As our laughter subsided, I carefully placed the necklace around my neck, the pendant settling just below my collarbone.

"Thank you," I said softly. "For everything. For taking me in when you didn't have to. For making room in your lives. For..." I gestured to the album, the newly painted walls, the cork board filling with memories. "For giving me a real home."

"Thank you for letting us," Aunt Elyse said, her voice thick with emotion. "For trusting us enough to stay."

"Even if you insist on baking at ungodly hours and using all the hot water," Uncle Drew added with a wink.

I placed the rock and the the badge back in the box, and the movie tickets into the first page of the new album, then carefully positioned the Polaroid next to them. There was plenty of empty space. Room for new memories, new beginnings.

"You know what this calls for?" Uncle Drew asked, standing up and displacing a disgruntled Eden. "Ice cream. Bigger than your face, if possible."

"It's almost ten at night," Aunt Elyse protested half-heartedly.

"And?

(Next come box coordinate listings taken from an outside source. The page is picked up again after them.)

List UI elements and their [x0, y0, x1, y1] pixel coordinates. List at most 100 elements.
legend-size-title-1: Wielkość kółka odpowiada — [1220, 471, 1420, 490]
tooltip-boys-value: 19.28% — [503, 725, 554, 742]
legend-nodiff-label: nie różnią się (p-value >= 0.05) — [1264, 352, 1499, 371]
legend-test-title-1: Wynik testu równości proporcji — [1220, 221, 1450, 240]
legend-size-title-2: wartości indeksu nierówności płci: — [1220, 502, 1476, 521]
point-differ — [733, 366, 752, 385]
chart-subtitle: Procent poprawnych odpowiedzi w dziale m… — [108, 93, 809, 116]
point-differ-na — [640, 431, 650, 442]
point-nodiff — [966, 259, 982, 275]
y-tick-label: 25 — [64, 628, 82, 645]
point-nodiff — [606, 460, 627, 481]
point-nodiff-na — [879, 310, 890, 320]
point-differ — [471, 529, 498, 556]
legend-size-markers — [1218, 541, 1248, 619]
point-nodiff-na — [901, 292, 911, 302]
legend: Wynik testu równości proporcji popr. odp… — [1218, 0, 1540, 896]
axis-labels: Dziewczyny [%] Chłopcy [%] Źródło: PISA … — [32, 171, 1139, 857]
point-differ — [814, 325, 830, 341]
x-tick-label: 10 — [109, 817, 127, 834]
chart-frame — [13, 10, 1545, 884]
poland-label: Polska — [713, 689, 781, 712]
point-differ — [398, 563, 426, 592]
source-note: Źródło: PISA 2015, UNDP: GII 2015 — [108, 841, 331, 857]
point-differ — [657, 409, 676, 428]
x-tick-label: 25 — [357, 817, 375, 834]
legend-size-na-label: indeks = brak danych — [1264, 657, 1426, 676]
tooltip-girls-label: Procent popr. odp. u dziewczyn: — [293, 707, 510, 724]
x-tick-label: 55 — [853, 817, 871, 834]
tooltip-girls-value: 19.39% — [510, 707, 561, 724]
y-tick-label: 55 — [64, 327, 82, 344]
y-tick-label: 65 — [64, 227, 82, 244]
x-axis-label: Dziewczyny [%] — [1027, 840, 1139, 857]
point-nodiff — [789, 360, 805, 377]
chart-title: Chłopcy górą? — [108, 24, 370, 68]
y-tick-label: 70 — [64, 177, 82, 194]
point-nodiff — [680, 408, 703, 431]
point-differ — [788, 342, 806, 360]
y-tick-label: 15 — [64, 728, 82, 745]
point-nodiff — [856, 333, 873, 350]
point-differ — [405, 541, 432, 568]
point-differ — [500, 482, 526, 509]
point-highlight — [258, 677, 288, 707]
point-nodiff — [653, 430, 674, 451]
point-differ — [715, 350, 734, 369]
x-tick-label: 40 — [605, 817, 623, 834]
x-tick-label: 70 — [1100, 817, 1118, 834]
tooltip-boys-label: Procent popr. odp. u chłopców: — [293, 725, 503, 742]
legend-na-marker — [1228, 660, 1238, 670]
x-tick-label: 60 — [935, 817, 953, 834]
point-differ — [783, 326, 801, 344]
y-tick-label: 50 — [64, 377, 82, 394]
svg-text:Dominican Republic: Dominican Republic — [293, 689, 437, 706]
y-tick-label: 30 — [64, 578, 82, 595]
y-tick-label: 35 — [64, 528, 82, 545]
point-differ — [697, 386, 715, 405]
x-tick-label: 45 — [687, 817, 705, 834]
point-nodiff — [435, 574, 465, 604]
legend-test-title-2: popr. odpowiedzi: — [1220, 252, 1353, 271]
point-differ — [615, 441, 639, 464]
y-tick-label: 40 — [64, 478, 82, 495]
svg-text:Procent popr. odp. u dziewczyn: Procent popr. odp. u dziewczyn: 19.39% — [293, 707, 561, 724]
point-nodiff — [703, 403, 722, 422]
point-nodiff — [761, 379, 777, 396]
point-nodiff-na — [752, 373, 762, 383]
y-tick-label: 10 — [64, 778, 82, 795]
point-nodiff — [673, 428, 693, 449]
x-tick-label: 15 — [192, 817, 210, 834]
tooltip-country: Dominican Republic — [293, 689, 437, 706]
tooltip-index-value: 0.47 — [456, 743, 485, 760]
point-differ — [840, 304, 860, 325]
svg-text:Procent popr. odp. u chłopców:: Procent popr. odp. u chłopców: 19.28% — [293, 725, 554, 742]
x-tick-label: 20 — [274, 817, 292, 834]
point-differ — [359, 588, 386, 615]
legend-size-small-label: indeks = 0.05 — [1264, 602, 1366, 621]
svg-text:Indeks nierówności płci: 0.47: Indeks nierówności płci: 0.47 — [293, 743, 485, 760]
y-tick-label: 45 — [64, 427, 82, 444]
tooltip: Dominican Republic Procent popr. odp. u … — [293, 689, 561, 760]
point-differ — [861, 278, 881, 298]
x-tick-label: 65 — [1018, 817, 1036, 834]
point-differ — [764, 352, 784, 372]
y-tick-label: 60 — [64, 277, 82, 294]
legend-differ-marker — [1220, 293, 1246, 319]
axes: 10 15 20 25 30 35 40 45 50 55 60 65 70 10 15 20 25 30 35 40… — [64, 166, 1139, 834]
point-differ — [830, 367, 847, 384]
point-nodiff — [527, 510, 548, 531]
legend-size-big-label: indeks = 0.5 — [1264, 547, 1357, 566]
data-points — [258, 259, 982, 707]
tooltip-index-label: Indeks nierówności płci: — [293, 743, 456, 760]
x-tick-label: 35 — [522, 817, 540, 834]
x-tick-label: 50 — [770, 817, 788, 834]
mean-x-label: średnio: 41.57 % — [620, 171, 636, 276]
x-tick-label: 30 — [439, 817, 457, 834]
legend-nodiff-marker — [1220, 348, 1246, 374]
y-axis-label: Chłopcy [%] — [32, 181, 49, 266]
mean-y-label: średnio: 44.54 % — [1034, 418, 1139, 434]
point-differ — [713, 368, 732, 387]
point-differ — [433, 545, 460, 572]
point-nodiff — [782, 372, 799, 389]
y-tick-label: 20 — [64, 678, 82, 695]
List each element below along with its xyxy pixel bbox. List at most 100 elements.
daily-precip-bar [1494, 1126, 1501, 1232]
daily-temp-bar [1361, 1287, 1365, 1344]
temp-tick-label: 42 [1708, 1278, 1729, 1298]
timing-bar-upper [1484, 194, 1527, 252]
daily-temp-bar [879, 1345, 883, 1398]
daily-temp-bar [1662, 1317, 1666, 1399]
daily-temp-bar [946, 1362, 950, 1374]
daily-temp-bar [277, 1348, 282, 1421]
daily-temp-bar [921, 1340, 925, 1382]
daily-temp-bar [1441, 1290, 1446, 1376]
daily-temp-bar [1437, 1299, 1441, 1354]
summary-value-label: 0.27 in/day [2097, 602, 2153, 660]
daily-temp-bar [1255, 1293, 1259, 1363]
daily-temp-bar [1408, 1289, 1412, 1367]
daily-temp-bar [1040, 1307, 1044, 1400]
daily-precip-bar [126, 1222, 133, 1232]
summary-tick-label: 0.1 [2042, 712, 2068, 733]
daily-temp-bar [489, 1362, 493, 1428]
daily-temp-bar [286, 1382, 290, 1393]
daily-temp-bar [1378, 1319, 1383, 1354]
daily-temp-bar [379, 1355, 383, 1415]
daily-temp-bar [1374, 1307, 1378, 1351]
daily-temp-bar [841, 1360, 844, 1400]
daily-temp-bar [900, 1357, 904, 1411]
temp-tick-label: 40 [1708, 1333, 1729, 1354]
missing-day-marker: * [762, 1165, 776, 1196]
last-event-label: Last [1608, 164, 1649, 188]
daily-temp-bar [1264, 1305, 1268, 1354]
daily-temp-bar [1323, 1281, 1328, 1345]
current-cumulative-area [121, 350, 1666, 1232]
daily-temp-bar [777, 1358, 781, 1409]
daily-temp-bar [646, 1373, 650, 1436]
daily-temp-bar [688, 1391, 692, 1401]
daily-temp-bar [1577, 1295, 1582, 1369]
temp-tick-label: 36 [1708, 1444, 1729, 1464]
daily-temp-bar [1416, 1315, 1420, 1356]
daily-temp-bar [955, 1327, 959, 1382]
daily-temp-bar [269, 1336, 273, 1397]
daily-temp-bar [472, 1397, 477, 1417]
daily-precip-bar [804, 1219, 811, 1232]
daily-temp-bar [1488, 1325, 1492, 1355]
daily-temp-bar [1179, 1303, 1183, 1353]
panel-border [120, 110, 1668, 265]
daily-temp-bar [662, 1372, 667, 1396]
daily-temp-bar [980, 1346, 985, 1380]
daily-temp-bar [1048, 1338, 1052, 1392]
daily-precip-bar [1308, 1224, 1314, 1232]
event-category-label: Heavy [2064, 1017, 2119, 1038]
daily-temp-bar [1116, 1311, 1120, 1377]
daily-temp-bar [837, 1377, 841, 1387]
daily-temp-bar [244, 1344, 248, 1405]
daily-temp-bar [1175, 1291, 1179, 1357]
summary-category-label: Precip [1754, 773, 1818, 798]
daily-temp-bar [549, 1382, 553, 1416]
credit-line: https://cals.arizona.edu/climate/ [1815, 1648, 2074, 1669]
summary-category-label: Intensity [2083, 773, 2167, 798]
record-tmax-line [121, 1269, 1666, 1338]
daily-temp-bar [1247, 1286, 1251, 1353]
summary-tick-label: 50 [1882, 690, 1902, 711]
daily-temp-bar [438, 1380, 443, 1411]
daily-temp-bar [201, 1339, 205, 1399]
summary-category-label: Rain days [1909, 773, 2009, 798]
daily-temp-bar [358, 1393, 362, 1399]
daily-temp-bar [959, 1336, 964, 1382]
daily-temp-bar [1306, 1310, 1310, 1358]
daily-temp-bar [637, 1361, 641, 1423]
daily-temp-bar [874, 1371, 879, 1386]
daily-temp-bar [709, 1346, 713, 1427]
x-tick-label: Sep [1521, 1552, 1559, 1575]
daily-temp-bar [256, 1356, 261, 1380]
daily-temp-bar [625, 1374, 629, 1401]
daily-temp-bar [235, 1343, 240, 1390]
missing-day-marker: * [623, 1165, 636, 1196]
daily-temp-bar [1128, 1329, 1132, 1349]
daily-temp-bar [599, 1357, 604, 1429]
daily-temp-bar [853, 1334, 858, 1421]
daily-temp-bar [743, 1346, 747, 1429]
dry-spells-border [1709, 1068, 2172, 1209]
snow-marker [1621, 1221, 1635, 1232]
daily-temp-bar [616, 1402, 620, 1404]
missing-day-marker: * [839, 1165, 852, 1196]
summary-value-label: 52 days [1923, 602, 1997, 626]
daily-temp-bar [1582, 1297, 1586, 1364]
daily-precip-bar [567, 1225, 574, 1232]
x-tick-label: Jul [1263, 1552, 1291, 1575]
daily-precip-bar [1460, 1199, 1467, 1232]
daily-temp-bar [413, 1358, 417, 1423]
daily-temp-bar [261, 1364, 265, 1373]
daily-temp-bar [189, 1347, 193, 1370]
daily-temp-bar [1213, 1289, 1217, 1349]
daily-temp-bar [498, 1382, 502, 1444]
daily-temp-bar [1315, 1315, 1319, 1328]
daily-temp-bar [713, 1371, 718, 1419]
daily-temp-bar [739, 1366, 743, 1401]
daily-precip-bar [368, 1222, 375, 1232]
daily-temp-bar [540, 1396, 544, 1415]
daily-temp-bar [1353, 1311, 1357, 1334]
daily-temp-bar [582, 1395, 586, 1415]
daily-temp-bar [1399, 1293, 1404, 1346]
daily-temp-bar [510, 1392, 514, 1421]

Holly is about to become our daughter. I think that warrants breaking a few rules."

Our daughter. The words settled over me like a warm blanket.

"Well, when you put it that way," Aunt Elyse relented with a smile. "But we're taking separate cars because I am not waiting forty-five minutes while you two debate the merits of vanilla vs. chocolate."

"That was ONE time," Uncle Drew and I protested in unison, then looked at each other and burst out laughing.

As we headed downstairs, Eden bounding ahead excitedly as if she understood the word "ice cream," I touched the three circles around my neck and thought about the album waiting on my bed. Not just a collection of what was lost, but a foundation for what was being built.

Family. Chosen, cherished, forever.

And enough room for all the memories—old and new—that made me who I was.